Devising a live art ballet
Describing The Trembling Forest as a live art ballet, emilyn explains that she is drawing on her own history of ballet and live art. She clarifies how the performers are in the process of performing spontaneous live art practices, but that information from ballet provides the setting and structure. For example, the work is choreographically arranged in different scenes, but she will not be choreographing movement on the performers. Instead, the material will be created by the band of performers, all of whom will respond to the various stimuli that emilyn has provided through improvisation and their own unique processes. She tells me with nervous excitement that although she has seeded ideas and scenes as a structure, she cannot anticipate what will unfold during the short rehearsal process that happens two weeks before the show, with the volunteers/chorus/forest coming in the day before.
What she does tell me, is that the chorus, consisting of a group of performers from all ages and backgrounds, semi-naked and covered in clay, will “collectively create a metaphorical image of an interconnected forest dying”. The five performers will enter the forest and indulge in macabre scenarios that include a procession, a meal, a ritualistic game and an orgiastic dance, gradually becoming part of the forest. They will perform to an evocative sound score by Lottie Poulet which will include emilyn’s performance texts and the eery sound of clay falling from the bodies of the chorus. There will also be costumes and props, designed by Shanti Freed, which she describes as “Shakespeare meets Leigh Bowery”!

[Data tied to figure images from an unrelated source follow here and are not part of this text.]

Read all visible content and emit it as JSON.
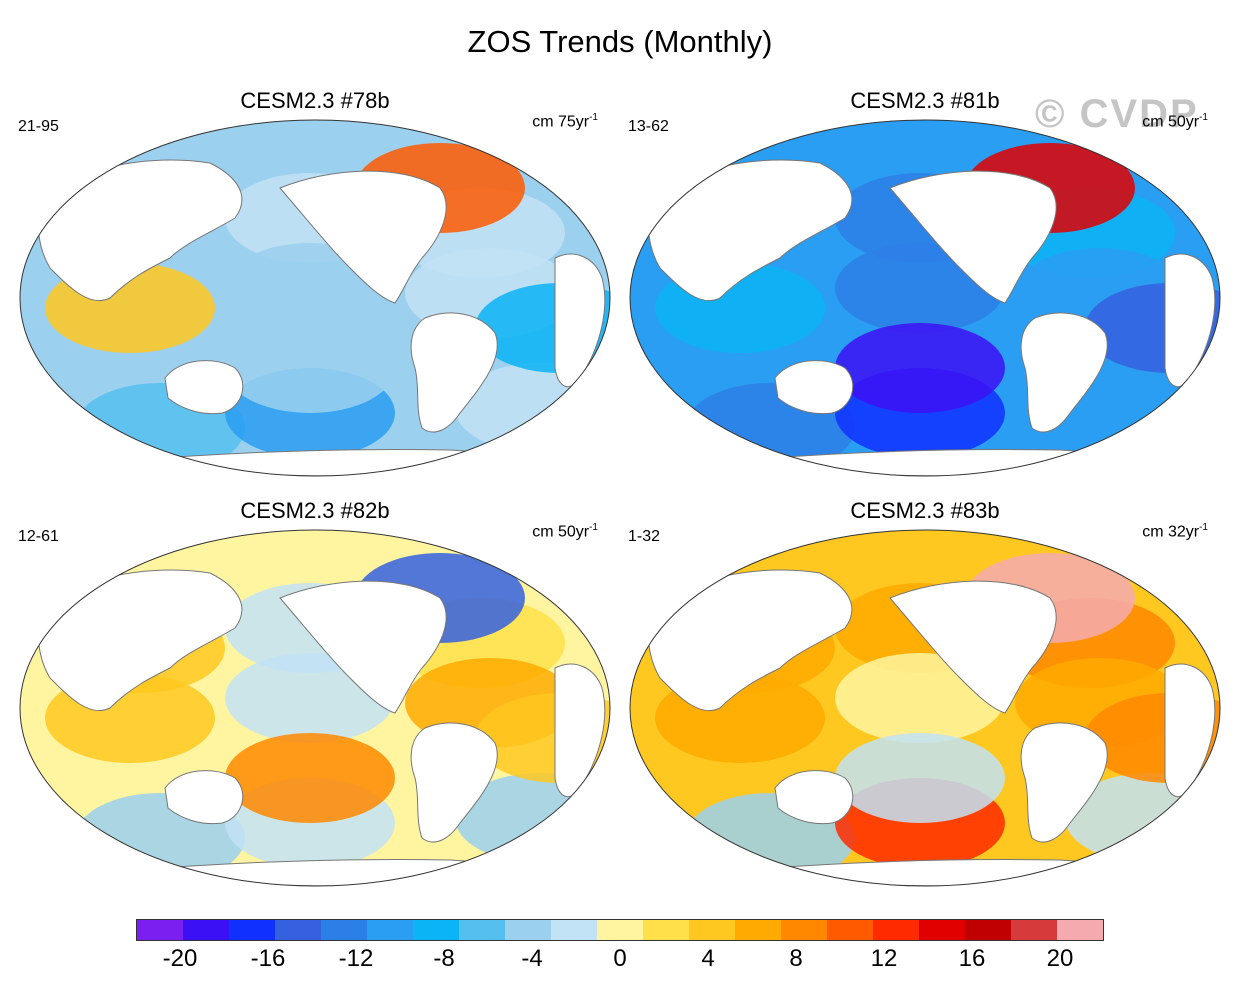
{
  "title": "ZOS Trends (Monthly)",
  "watermark": "© CVDP",
  "panels": [
    {
      "title": "CESM2.3 #78b",
      "left_label": "21-95",
      "unit_prefix": "cm 75yr",
      "unit_sup": "-1",
      "field": [
        -5,
        -3,
        -4,
        2,
        -5,
        -3,
        -8,
        -12,
        9,
        -6,
        -4,
        -10
      ]
    },
    {
      "title": "CESM2.3 #81b",
      "left_label": "13-62",
      "unit_prefix": "cm 50yr",
      "unit_sup": "-1",
      "field": [
        -12,
        -14,
        -10,
        -9,
        -13,
        -11,
        -14,
        -18,
        12,
        -20,
        -12,
        -16
      ]
    },
    {
      "title": "CESM2.3 #82b",
      "left_label": "12-61",
      "unit_prefix": "cm 50yr",
      "unit_sup": "-1",
      "field": [
        2,
        -3,
        1,
        3,
        -4,
        4,
        -6,
        -3,
        -16,
        6,
        -5,
        3
      ]
    },
    {
      "title": "CESM2.3 #83b",
      "left_label": "1-32",
      "unit_prefix": "cm 32yr",
      "unit_sup": "-1",
      "field": [
        5,
        4,
        6,
        5,
        -2,
        4,
        -5,
        10,
        20,
        -4,
        -3,
        6
      ]
    }
  ],
  "colorbar": {
    "colors": [
      "#7a1ff0",
      "#3c10f5",
      "#1030ff",
      "#3560e0",
      "#2d7fe8",
      "#2a9ef2",
      "#0ab4f5",
      "#55c0ef",
      "#9bd0ee",
      "#c2e2f5",
      "#fff5a0",
      "#ffe04a",
      "#ffc820",
      "#ffaa00",
      "#ff8800",
      "#ff5a00",
      "#ff2a00",
      "#e00000",
      "#c00000",
      "#d63a3a",
      "#f5aab0"
    ],
    "tick_labels": [
      "-20",
      "-16",
      "-12",
      "-8",
      "-4",
      "0",
      "4",
      "8",
      "12",
      "16",
      "20"
    ],
    "tick_values": [
      -20,
      -16,
      -12,
      -8,
      -4,
      0,
      4,
      8,
      12,
      16,
      20
    ],
    "min": -22,
    "max": 22
  }
}
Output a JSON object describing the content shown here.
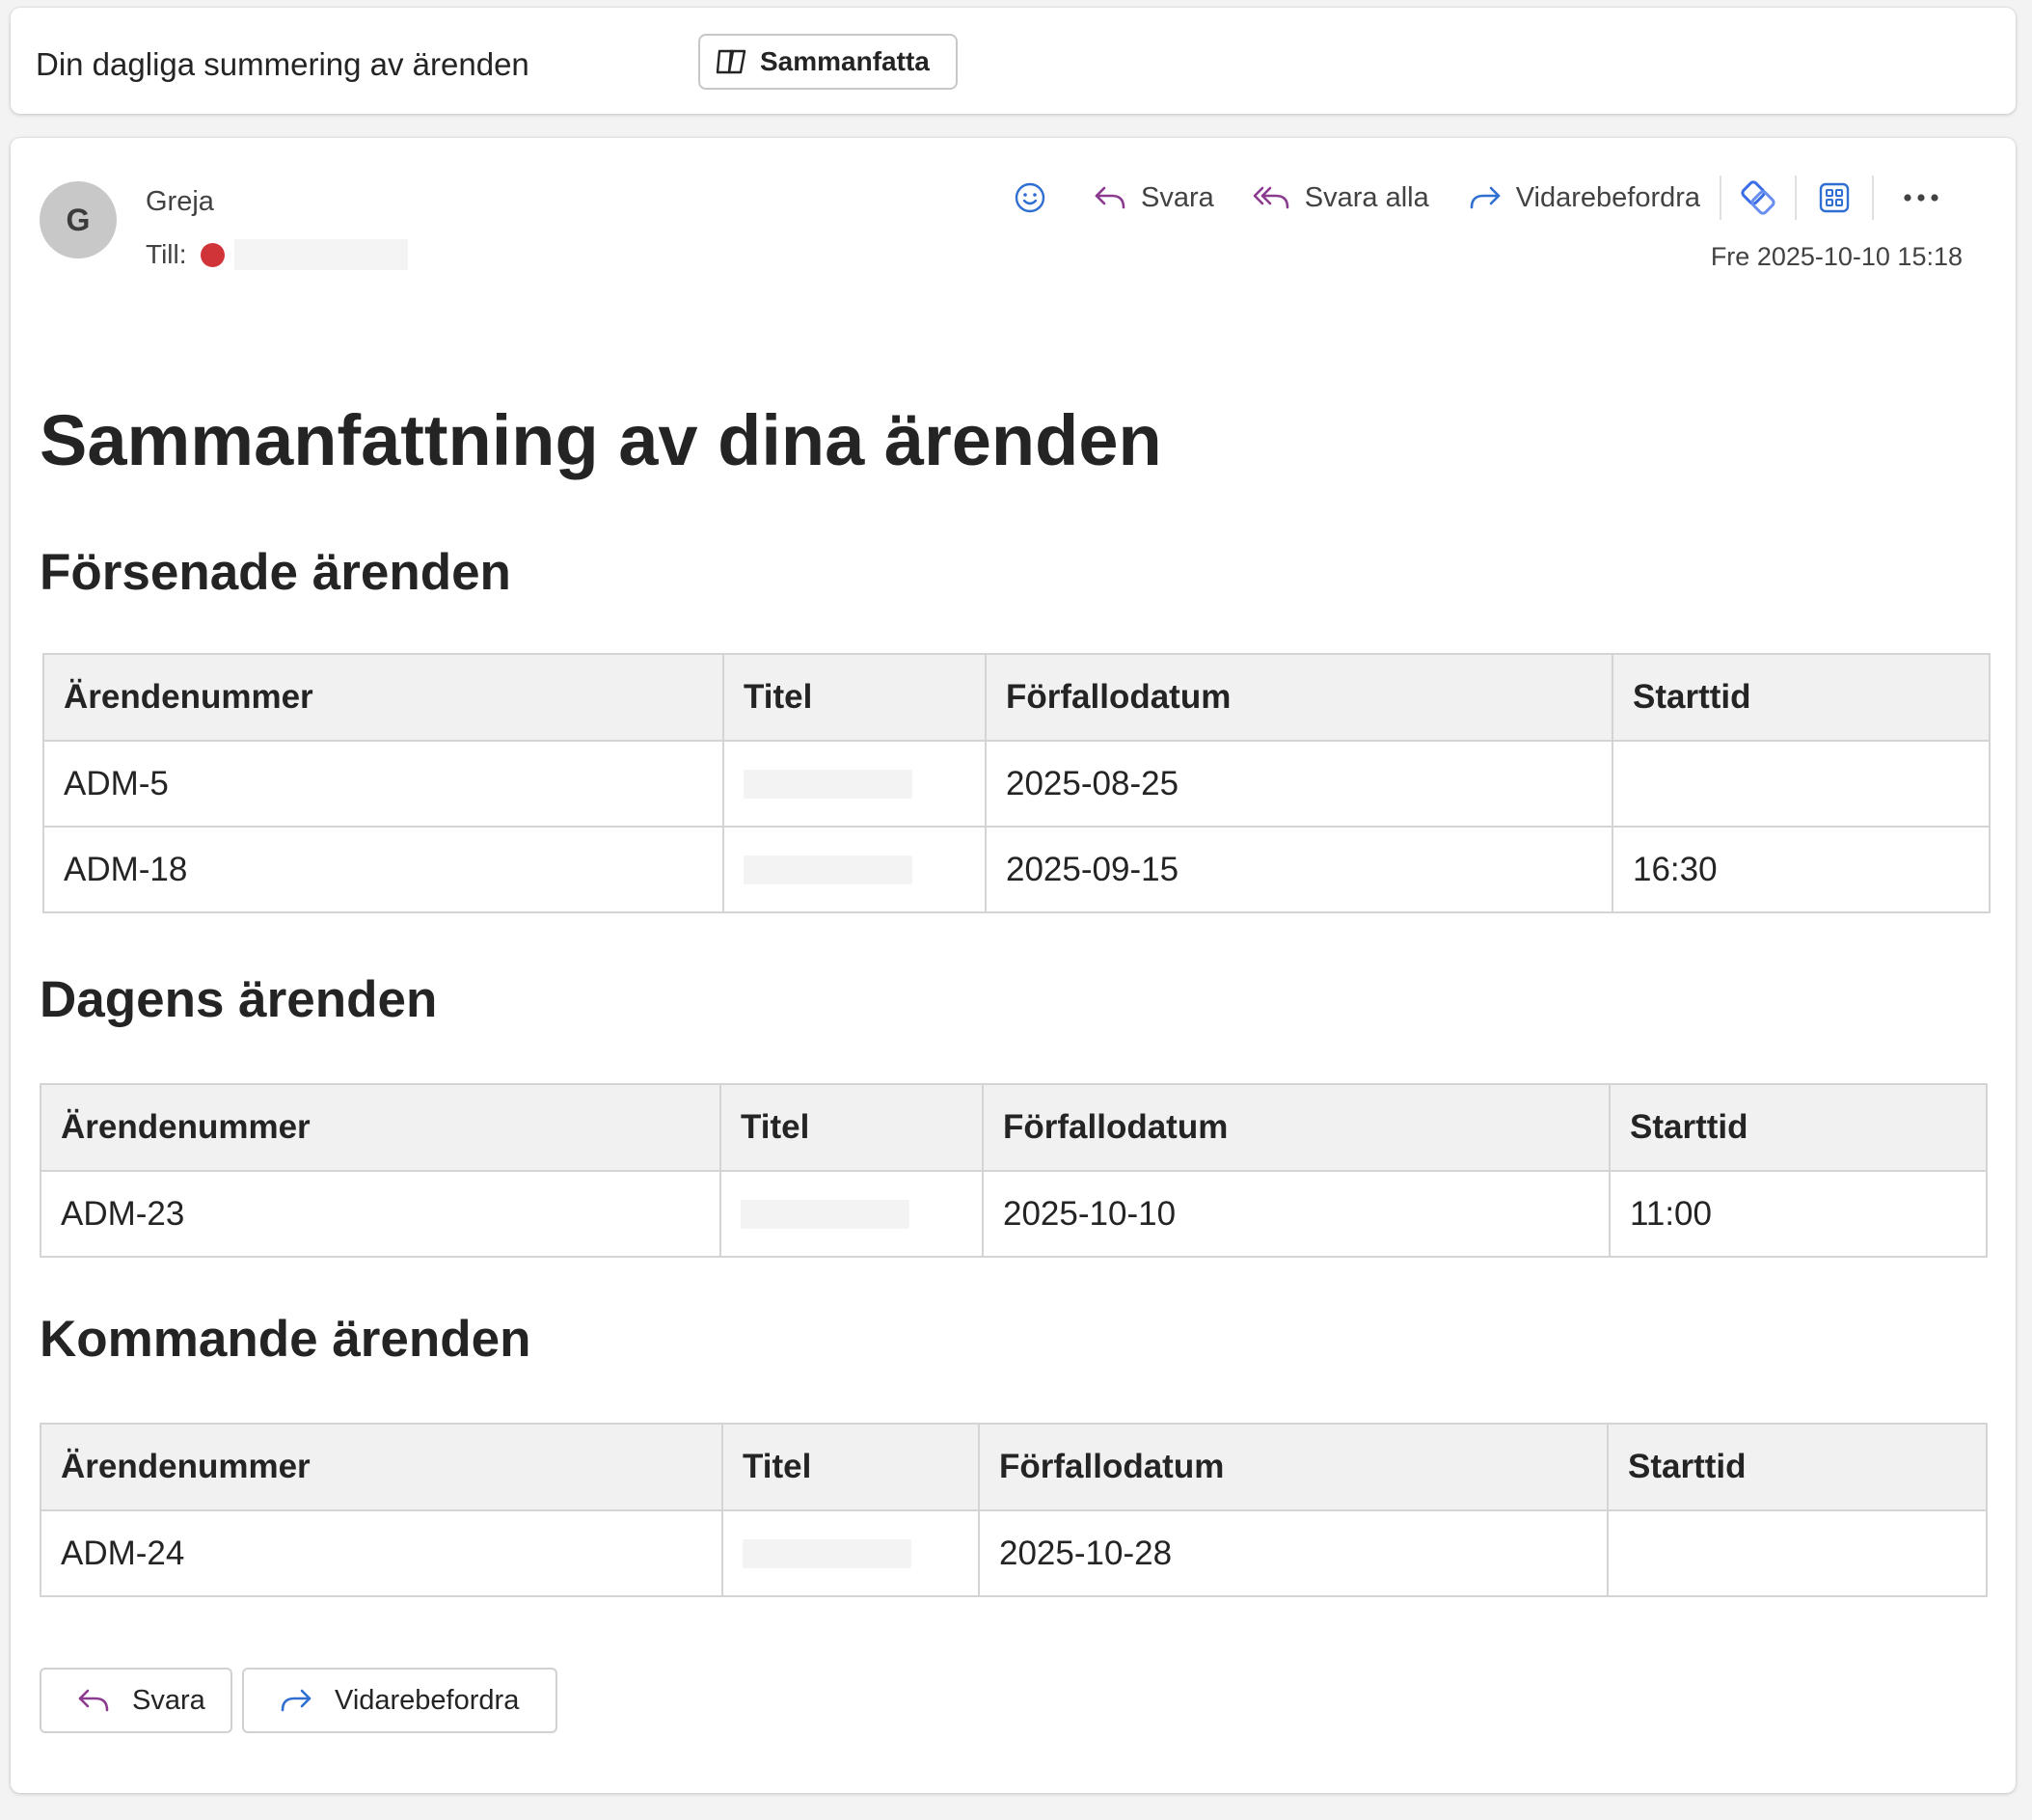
{
  "subject": {
    "text": "Din dagliga summering av ärenden",
    "summarize_label": "Sammanfatta"
  },
  "message": {
    "avatar_initial": "G",
    "sender": "Greja",
    "to_label": "Till:",
    "date": "Fre 2025-10-10 15:18",
    "toolbar": {
      "reply": "Svara",
      "reply_all": "Svara alla",
      "forward": "Vidarebefordra"
    }
  },
  "body": {
    "title": "Sammanfattning av dina ärenden",
    "columns": [
      "Ärendenummer",
      "Titel",
      "Förfallodatum",
      "Starttid"
    ],
    "sections": [
      {
        "heading": "Försenade ärenden",
        "rows": [
          {
            "id": "ADM-5",
            "title": "",
            "due": "2025-08-25",
            "start": ""
          },
          {
            "id": "ADM-18",
            "title": "",
            "due": "2025-09-15",
            "start": "16:30"
          }
        ]
      },
      {
        "heading": "Dagens ärenden",
        "rows": [
          {
            "id": "ADM-23",
            "title": "",
            "due": "2025-10-10",
            "start": "11:00"
          }
        ]
      },
      {
        "heading": "Kommande ärenden",
        "rows": [
          {
            "id": "ADM-24",
            "title": "",
            "due": "2025-10-28",
            "start": ""
          }
        ]
      }
    ]
  },
  "footer": {
    "reply": "Svara",
    "forward": "Vidarebefordra"
  },
  "colors": {
    "reply_icon": "#8a3b8f",
    "forward_icon": "#2f6fd1",
    "icon_blue": "#2f6fd1",
    "status_dot": "#d13438"
  }
}
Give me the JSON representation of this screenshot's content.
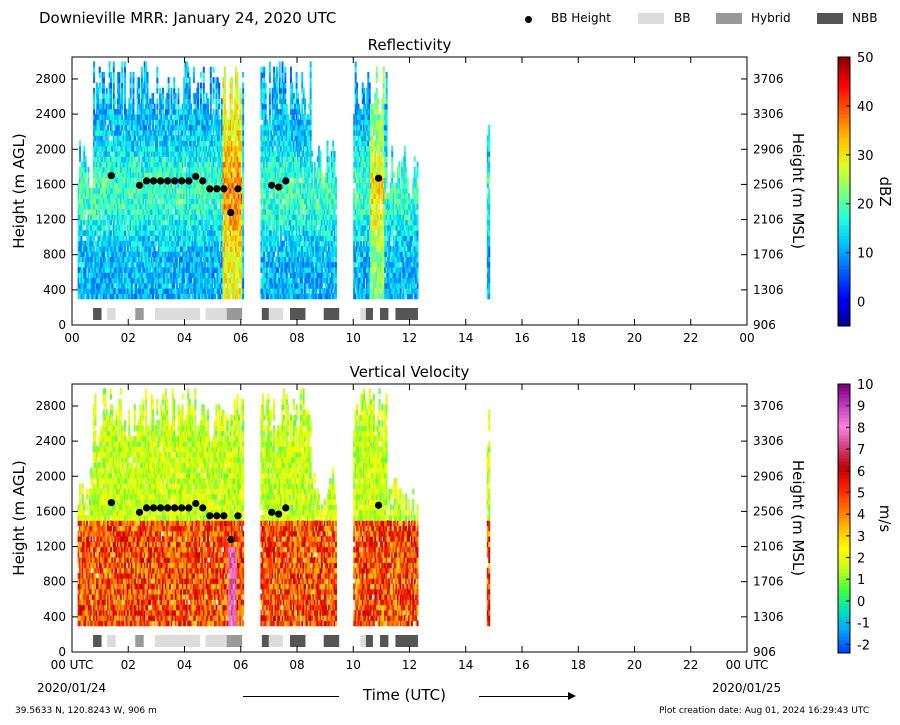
{
  "header": {
    "title": "Downieville MRR:  January 24, 2020 UTC",
    "legend": [
      {
        "label": "BB Height",
        "kind": "dot",
        "color": "#000000"
      },
      {
        "label": "BB",
        "kind": "box",
        "color": "#dcdcdc"
      },
      {
        "label": "Hybrid",
        "kind": "box",
        "color": "#999999"
      },
      {
        "label": "NBB",
        "kind": "box",
        "color": "#555555"
      }
    ]
  },
  "footer": {
    "coords": "39.5633 N, 120.8243 W, 906 m",
    "creation": "Plot creation date: Aug 01, 2024 16:29:43 UTC",
    "time_axis_label": "Time (UTC)",
    "start_date": "2020/01/24",
    "end_date": "2020/01/25"
  },
  "chart_data": [
    {
      "type": "heatmap",
      "title": "Reflectivity",
      "xlabel": "",
      "ylabel": "Height (m AGL)",
      "ylabel_right": "Height (m MSL)",
      "colorbar_label": "dBZ",
      "xlim": [
        0,
        24
      ],
      "ylim": [
        0,
        3050
      ],
      "x_ticks": [
        "00",
        "02",
        "04",
        "06",
        "08",
        "10",
        "12",
        "14",
        "16",
        "18",
        "20",
        "22",
        "00"
      ],
      "y_ticks": [
        0,
        400,
        800,
        1200,
        1600,
        2000,
        2400,
        2800
      ],
      "y_ticks_right": [
        906,
        1306,
        1706,
        2106,
        2506,
        2906,
        3306,
        3706
      ],
      "colorbar_range": [
        -5,
        50
      ],
      "colorbar_ticks": [
        0,
        10,
        20,
        30,
        40,
        50
      ],
      "colorbar_colors": [
        "#00008f",
        "#0000ff",
        "#0060ff",
        "#00c0ff",
        "#20ffdf",
        "#80ff80",
        "#dfff20",
        "#ffc000",
        "#ff6000",
        "#ff0000",
        "#8f0000"
      ],
      "bb_height_points": [
        [
          1.4,
          1700
        ],
        [
          2.4,
          1590
        ],
        [
          2.65,
          1640
        ],
        [
          2.9,
          1640
        ],
        [
          3.15,
          1640
        ],
        [
          3.4,
          1640
        ],
        [
          3.65,
          1640
        ],
        [
          3.9,
          1640
        ],
        [
          4.15,
          1640
        ],
        [
          4.4,
          1690
        ],
        [
          4.65,
          1640
        ],
        [
          4.9,
          1550
        ],
        [
          5.15,
          1550
        ],
        [
          5.4,
          1550
        ],
        [
          5.65,
          1280
        ],
        [
          5.9,
          1550
        ],
        [
          7.1,
          1590
        ],
        [
          7.35,
          1570
        ],
        [
          7.6,
          1640
        ],
        [
          10.9,
          1670
        ]
      ]
    },
    {
      "type": "heatmap",
      "title": "Vertical Velocity",
      "xlabel": "",
      "ylabel": "Height (m AGL)",
      "ylabel_right": "Height (m MSL)",
      "colorbar_label": "m/s",
      "xlim": [
        0,
        24
      ],
      "ylim": [
        0,
        3050
      ],
      "x_ticks": [
        "00 UTC",
        "02",
        "04",
        "06",
        "08",
        "10",
        "12",
        "14",
        "16",
        "18",
        "20",
        "22",
        "00 UTC"
      ],
      "y_ticks": [
        0,
        400,
        800,
        1200,
        1600,
        2000,
        2400,
        2800
      ],
      "y_ticks_right": [
        906,
        1306,
        1706,
        2106,
        2506,
        2906,
        3306,
        3706
      ],
      "colorbar_range": [
        -2.4,
        10
      ],
      "colorbar_ticks": [
        -2,
        -1,
        0,
        1,
        2,
        3,
        4,
        5,
        6,
        7,
        8,
        9,
        10
      ],
      "colorbar_colors": [
        "#0040ff",
        "#00a0ff",
        "#00e0c0",
        "#40ff40",
        "#c0ff20",
        "#ffff00",
        "#ffc000",
        "#ff7000",
        "#ff2000",
        "#c00000",
        "#d04080",
        "#ff80e0",
        "#c040c0",
        "#800080"
      ],
      "bb_height_points": [
        [
          1.4,
          1700
        ],
        [
          2.4,
          1590
        ],
        [
          2.65,
          1640
        ],
        [
          2.9,
          1640
        ],
        [
          3.15,
          1640
        ],
        [
          3.4,
          1640
        ],
        [
          3.65,
          1640
        ],
        [
          3.9,
          1640
        ],
        [
          4.15,
          1640
        ],
        [
          4.4,
          1690
        ],
        [
          4.65,
          1640
        ],
        [
          4.9,
          1550
        ],
        [
          5.15,
          1550
        ],
        [
          5.4,
          1550
        ],
        [
          5.65,
          1280
        ],
        [
          5.9,
          1550
        ],
        [
          7.1,
          1590
        ],
        [
          7.35,
          1570
        ],
        [
          7.6,
          1640
        ],
        [
          10.9,
          1670
        ]
      ]
    }
  ],
  "bb_category_blocks": [
    {
      "start": 0.75,
      "end": 1.05,
      "type": "NBB"
    },
    {
      "start": 1.25,
      "end": 1.55,
      "type": "BB"
    },
    {
      "start": 2.25,
      "end": 2.55,
      "type": "Hybrid"
    },
    {
      "start": 2.95,
      "end": 4.55,
      "type": "BB"
    },
    {
      "start": 4.75,
      "end": 5.5,
      "type": "BB"
    },
    {
      "start": 5.5,
      "end": 6.05,
      "type": "Hybrid"
    },
    {
      "start": 6.75,
      "end": 7.0,
      "type": "NBB"
    },
    {
      "start": 7.0,
      "end": 7.5,
      "type": "BB"
    },
    {
      "start": 7.75,
      "end": 8.3,
      "type": "NBB"
    },
    {
      "start": 8.95,
      "end": 9.5,
      "type": "NBB"
    },
    {
      "start": 10.25,
      "end": 10.45,
      "type": "BB"
    },
    {
      "start": 10.45,
      "end": 10.7,
      "type": "NBB"
    },
    {
      "start": 10.95,
      "end": 11.25,
      "type": "NBB"
    },
    {
      "start": 11.5,
      "end": 12.3,
      "type": "NBB"
    }
  ]
}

Her changing role as a director
Although emilyn has just spent two years of devising, performing and touring her own solo show Untitled and extracts, it has been over twenty years since she made a company work. She talks about how her whole approach to directing other people has totally changed, for example, she is no longer working in the dance world, where a director comes into the studio makes movement on highly trained dancers and tells them what to do. This particular process of queer devising for Trembling Forest is instead about stepping back and facilitating a space for a different performance ecology to unfold that nurtures a relational practice of doing, unravelling and letting go of expectations. This enables the performers to improvise freely and develop their own characters and relationships with each other as they fully embody the essence of The Trembling Forest, the living and dying, endings and beginnings, queering and destabilising, desires and hopes.
emilyn claid’s The Trembling Forest, “ a queer live art ballet” will be performed as part of Ceremony: a festival of performance, curated and presented by Future Ritual, on 23 -24 April at the Copeland Gallery, Peckham. Header image: Azara Meghie and Eve Stainton by Henri T.